'This is our nightmare:' Meeting held to address lack of working fire engines in Menomonee Falls
Menomonee Falls Fire Department
MENOMONEE FALLS -- A special meeting was held Tuesday night, June 11 to address a long list of concerns after it was revealed there were no working fire engines in Menomonee Falls.
The assistant chief said equipment kept breaking down because it was being used more frequently than ever before. According to department leaders, the Menomonee Falls Fire Department is the second busiest in all of Waukesha County.
"To us, this is our nightmare," said James Mollet, assistant chief.
The issue sparked five-alarm panic and necessitated a special "Committee of the Whole" meeting in the village Tuesday night.
"To speak in terms of whether or not there is a crisis right now, I would say that I believe there is," said Mollet.
On Wednesday, June 5, a union representative for the fire department told FOX6 News all of the village's four engines and one aerial ladder truck were out of commission. It was several hours before one of them was back working. Neighboring Butler and Germantown were on standby to pitch in if needed.
"The fire department has not kept pace with equipment or personnel with the growth of the community around it," said Kevin Myers, president of the Professional Firefighters of Menomonee Falls.
"This is something that I don't think that we saw coming -- forecasted coming," said Mollet.
On Friday, June 7, three engines were back in service. It was the first time in nine months, according to the union, that the village had three engines in service.
"Get the information, as soon as possible, to us, so we can deal with it -- instead of going to the media," said Mollet.
Mollet said it can take nine to 10 months to purchase a replacement engine.
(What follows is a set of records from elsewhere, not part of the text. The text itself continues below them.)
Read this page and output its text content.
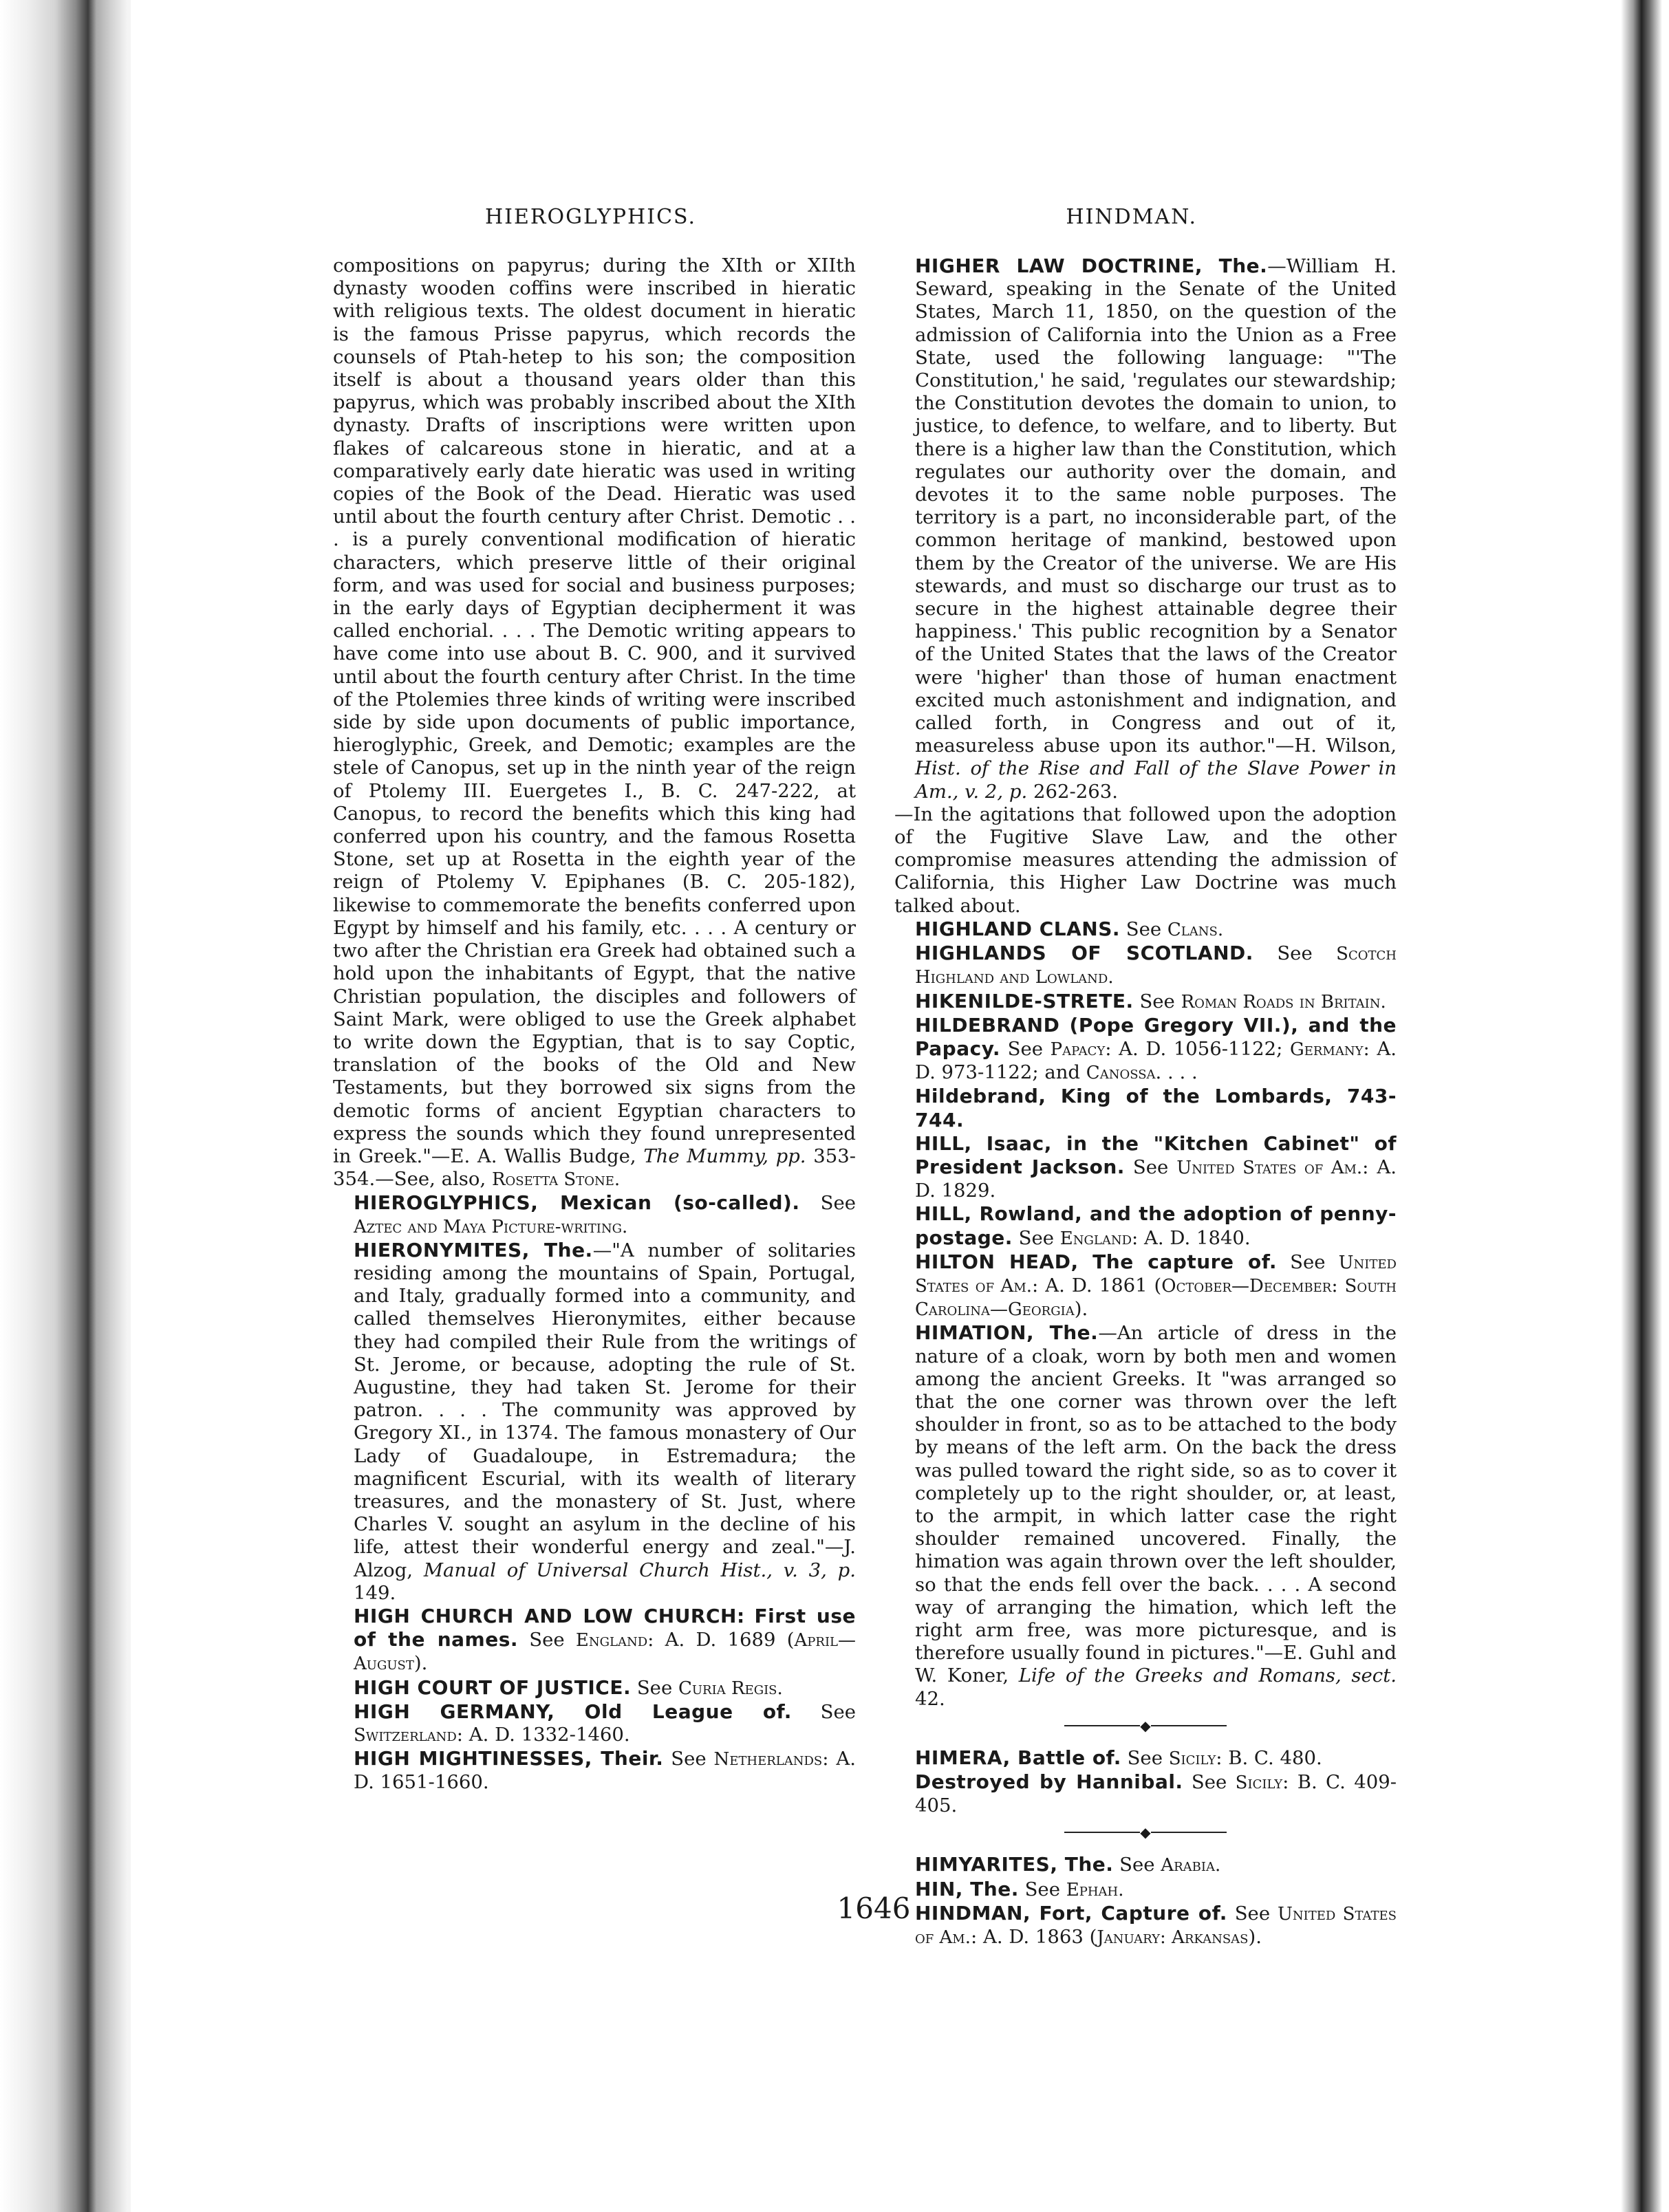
HIEROGLYPHICS.	HINDMAN.

compositions on papyrus; during the XIth or XIIth dynasty wooden coffins were inscribed in hieratic with religious texts. The oldest document in hieratic is the famous Prisse papyrus, which records the counsels of Ptah-hetep to his son; the composition itself is about a thousand years older than this papyrus, which was probably inscribed about the XIth dynasty. Drafts of inscriptions were written upon flakes of calcareous stone in hieratic, and at a comparatively early date hieratic was used in writing copies of the Book of the Dead. Hieratic was used until about the fourth century after Christ. Demotic . . . is a purely conventional modification of hieratic characters, which preserve little of their original form, and was used for social and business purposes; in the early days of Egyptian decipherment it was called enchorial. . . . The Demotic writing appears to have come into use about B. C. 900, and it survived until about the fourth century after Christ. In the time of the Ptolemies three kinds of writing were inscribed side by side upon documents of public importance, hieroglyphic, Greek, and Demotic; examples are the stele of Canopus, set up in the ninth year of the reign of Ptolemy III. Euergetes I., B. C. 247-222, at Canopus, to record the benefits which this king had conferred upon his country, and the famous Rosetta Stone, set up at Rosetta in the eighth year of the reign of Ptolemy V. Epiphanes (B. C. 205-182), likewise to commemorate the benefits conferred upon Egypt by himself and his family, etc. . . . A century or two after the Christian era Greek had obtained such a hold upon the inhabitants of Egypt, that the native Christian population, the disciples and followers of Saint Mark, were obliged to use the Greek alphabet to write down the Egyptian, that is to say Coptic, translation of the books of the Old and New Testaments, but they borrowed six signs from the demotic forms of ancient Egyptian characters to express the sounds which they found unrepresented in Greek."—E. A. Wallis Budge, The Mummy, pp. 353-354.—See, also, Rosetta Stone.

HIEROGLYPHICS, Mexican (so-called). See Aztec and Maya Picture-writing.

HIERONYMITES, The.—"A number of solitaries residing among the mountains of Spain, Portugal, and Italy, gradually formed into a community, and called themselves Hieronymites, either because they had compiled their Rule from the writings of St. Jerome, or because, adopting the rule of St. Augustine, they had taken St. Jerome for their patron. . . . The community was approved by Gregory XI., in 1374. The famous monastery of Our Lady of Guadaloupe, in Estremadura; the magnificent Escurial, with its wealth of literary treasures, and the monastery of St. Just, where Charles V. sought an asylum in the decline of his life, attest their wonderful energy and zeal."—J. Alzog, Manual of Universal Church Hist., v. 3, p. 149.

HIGH CHURCH AND LOW CHURCH: First use of the names. See England: A. D. 1689 (April—August).

HIGH COURT OF JUSTICE. See Curia Regis.

HIGH GERMANY, Old League of. See Switzerland: A. D. 1332-1460.

HIGH MIGHTINESSES, Their. See Netherlands: A. D. 1651-1660.

HIGHER LAW DOCTRINE, The.—William H. Seward, speaking in the Senate of the United States, March 11, 1850, on the question of the admission of California into the Union as a Free State, used the following language: "'The Constitution,' he said, 'regulates our stewardship; the Constitution devotes the domain to union, to justice, to defence, to welfare, and to liberty. But there is a higher law than the Constitution, which regulates our authority over the domain, and devotes it to the same noble purposes. The territory is a part, no inconsiderable part, of the common heritage of mankind, bestowed upon them by the Creator of the universe. We are His stewards, and must so discharge our trust as to secure in the highest attainable degree their happiness.' This public recognition by a Senator of the United States that the laws of the Creator were 'higher' than those of human enactment excited much astonishment and indignation, and called forth, in Congress and out of it, measureless abuse upon its author."—H. Wilson, Hist. of the Rise and Fall of the Slave Power in Am., v. 2, p. 262-263.

—In the agitations that followed upon the adoption of the Fugitive Slave Law, and the other compromise measures attending the admission of California, this Higher Law Doctrine was much talked about.

HIGHLAND CLANS. See Clans.

HIGHLANDS OF SCOTLAND. See Scotch Highland and Lowland.

HIKENILDE-STRETE. See Roman Roads in Britain.

HILDEBRAND (Pope Gregory VII.), and the Papacy. See Papacy: A. D. 1056-1122; Germany: A. D. 973-1122; and Canossa. . . .

Hildebrand, King of the Lombards, 743-744.

HILL, Isaac, in the "Kitchen Cabinet" of President Jackson. See United States of Am.: A. D. 1829.

HILL, Rowland, and the adoption of penny-postage. See England: A. D. 1840.

HILTON HEAD, The capture of. See United States of Am.: A. D. 1861 (October—December: South Carolina—Georgia).

HIMATION, The.—An article of dress in the nature of a cloak, worn by both men and women among the ancient Greeks. It "was arranged so that the one corner was thrown over the left shoulder in front, so as to be attached to the body by means of the left arm. On the back the dress was pulled toward the right side, so as to cover it completely up to the right shoulder, or, at least, to the armpit, in which latter case the right shoulder remained uncovered. Finally, the himation was again thrown over the left shoulder, so that the ends fell over the back. . . . A second way of arranging the himation, which left the right arm free, was more picturesque, and is therefore usually found in pictures."—E. Guhl and W. Koner, Life of the Greeks and Romans, sect. 42.

◆

HIMERA, Battle of. See Sicily: B. C. 480.

Destroyed by Hannibal. See Sicily: B. C. 409-405.

◆

HIMYARITES, The. See Arabia.

HIN, The. See Ephah.

HINDMAN, Fort, Capture of. See United States of Am.: A. D. 1863 (January: Arkansas).

1646
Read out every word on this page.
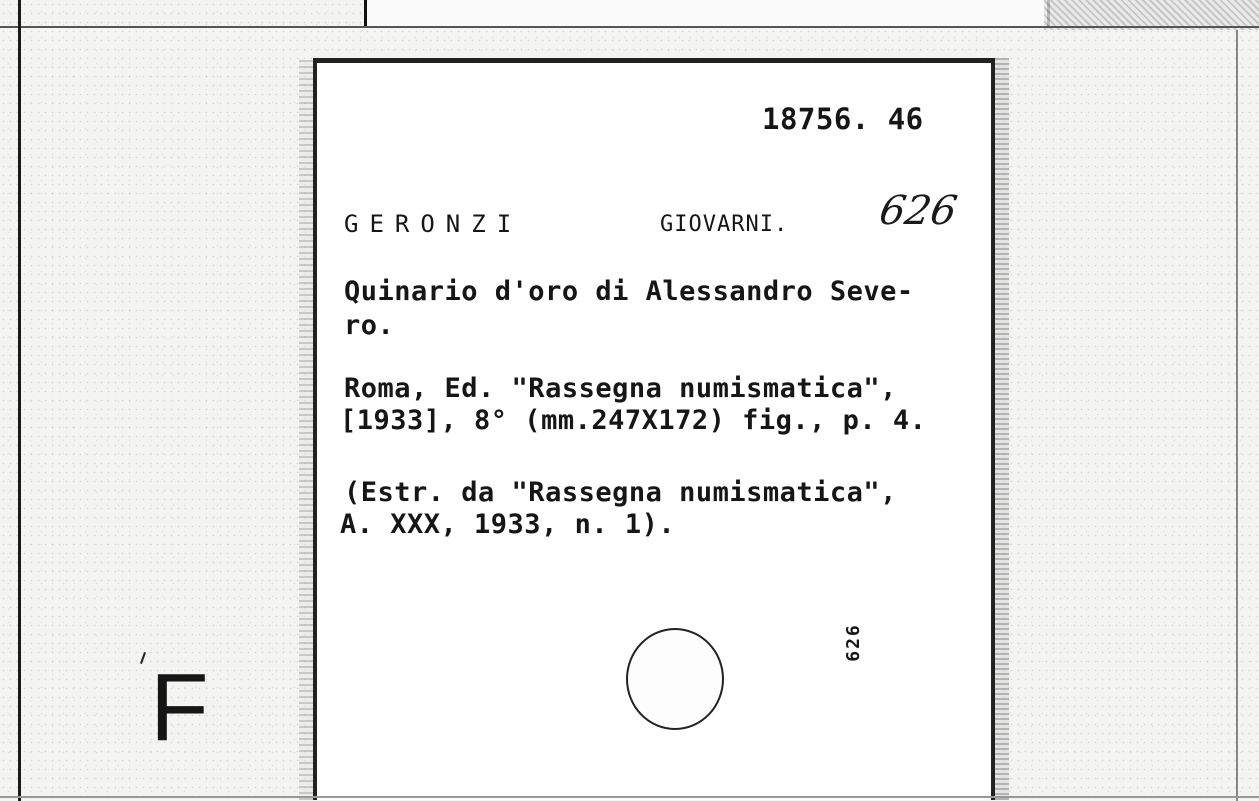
18756. 46
GERONZI	GIOVARNI. 626
Quinario d'oro di Alessandro Seve-
ro.
Roma, Ed. "Rassegna numismatica",
[1933], 8° (mm.247X172) fig., p. 4.
(Estr. da "Rassegna numismatica",
A. XXX, 1933, n. 1).
626
F
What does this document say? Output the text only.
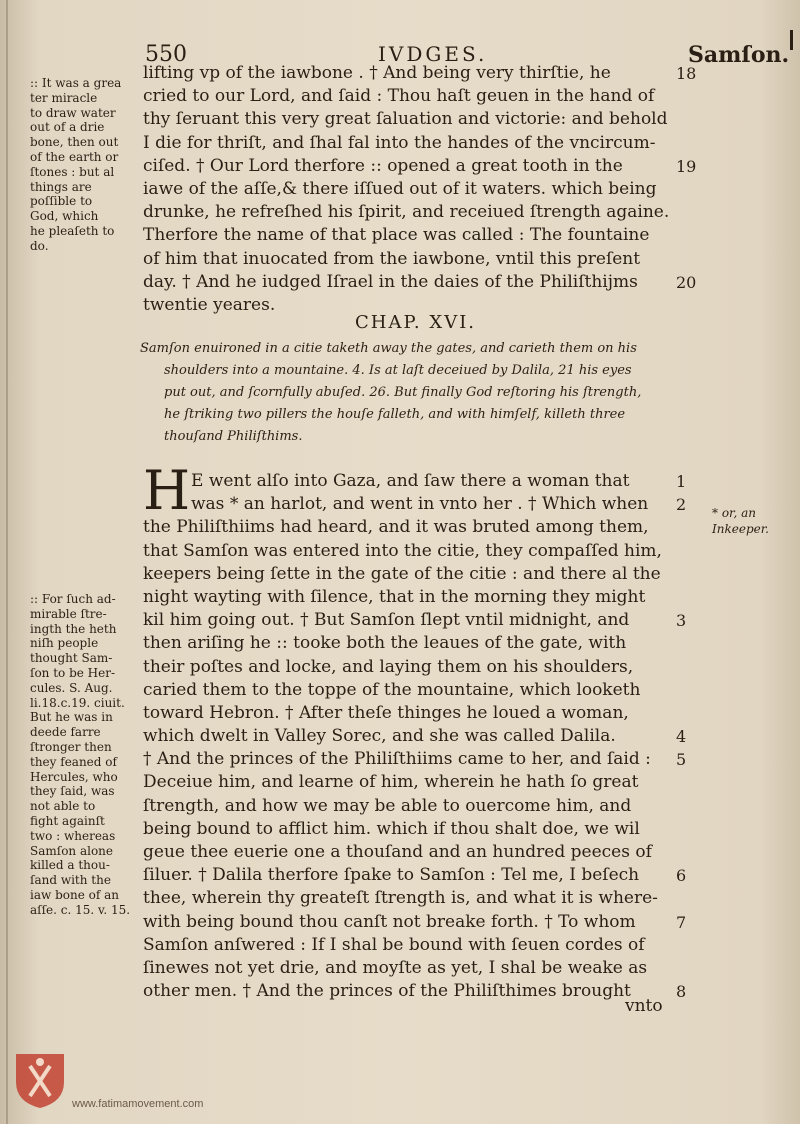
550	IVDGES.	Samſon.
:: It was a grea
ter miracle
to draw water
out of a drie
bone, then out
of the earth or
ſtones : but al
things are
poſſible to
God, which
he pleaſeth to
do.
lifting vp of the iawbone . † And being very thirſtie, he
cried to our Lord, and ſaid : Thou haſt geuen in the hand of
thy ſeruant this very great ſaluation and victorie: and behold
I die for thriſt, and ſhal fal into the handes of the vncircum-
ciſed. † Our Lord therfore :: opened a great tooth in the
iawe of the aſſe,& there iſſued out of it waters. which being
drunke, he refreſhed his ſpirit, and receiued ſtrength againe.
Therfore the name of that place was called : The fountaine
of him that inuocated from the iawbone, vntil this preſent
day. † And he iudged Iſrael in the daies of the Philiſthijms
twentie yeares.
18
19
20
CHAP. XVI.
Samſon enuironed in a citie taketh away the gates, and carieth them on his
shoulders into a mountaine. 4. Is at laſt deceiued by Dalila, 21 his eyes
put out, and ſcornfully abuſed. 26. But finally God reſtoring his ſtrength,
he ſtriking two pillers the houſe falleth, and with himſelf, killeth three
thouſand Philiſthims.
H E went alſo into Gaza, and ſaw there a woman that
was * an harlot, and went in vnto her . † Which when
the Philiſthiims had heard, and it was bruted among them,
that Samſon was entered into the citie, they compaſſed him,
keepers being ſette in the gate of the citie : and there al the
night wayting with ſilence, that in the morning they might
kil him going out. † But Samſon ſlept vntil midnight, and
then ariſing he :: tooke both the leaues of the gate, with
their poſtes and locke, and laying them on his shoulders,
caried them to the toppe of the mountaine, which looketh
toward Hebron. † After theſe thinges he loued a woman,
which dwelt in Valley Sorec, and she was called Dalila.
† And the princes of the Philiſthiims came to her, and ſaid :
Deceiue him, and learne of him, wherein he hath ſo great
ſtrength, and how we may be able to ouercome him, and
being bound to afflict him. which if thou shalt doe, we wil
geue thee euerie one a thouſand and an hundred peeces of
ſiluer. † Dalila therfore ſpake to Samſon : Tel me, I beſech
thee, wherein thy greateſt ſtrength is, and what it is where-
with being bound thou canſt not breake forth. † To whom
Samſon anſwered : If I shal be bound with ſeuen cordes of
ſinewes not yet drie, and moyſte as yet, I shal be weake as
other men. † And the princes of the Philiſthimes brought
1
2
3
4
5
6
7
8
vnto
:: For ſuch ad-
mirable ſtre-
ingth the heth
niſh people
thought Sam-
ſon to be Her-
cules. S. Aug.
li.18.c.19. ciuit.
But he was in
deede farre
ſtronger then
they feaned of
Hercules, who
they ſaid, was
not able to
fight againſt
two : whereas
Samſon alone
killed a thou-
ſand with the
iaw bone of an
aſſe. c. 15. v. 15.
* or, an
Inkeeper.
www.fatimamovement.com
One has been needed since a department vehicle was involved in a crash in August 2018, but the insurance claim was only finalized in May 2019.
Staffing was another burning question. Mollet said finding part-time workers was becoming increasingly difficult. Each of the five stations is staffed by two people at all times, and the union said that should double to maintain public safety.
"I came here six years ago, and we are running almost 2 ½ times more calls then we did then," said Mollet.
Mollet said an increase in assisted living facilities in the village was partly to blame for the increase in call volume.
Also noted during the meeting Tuesday night was the fact that over the past 10 years, the budget for the fire department has doubled.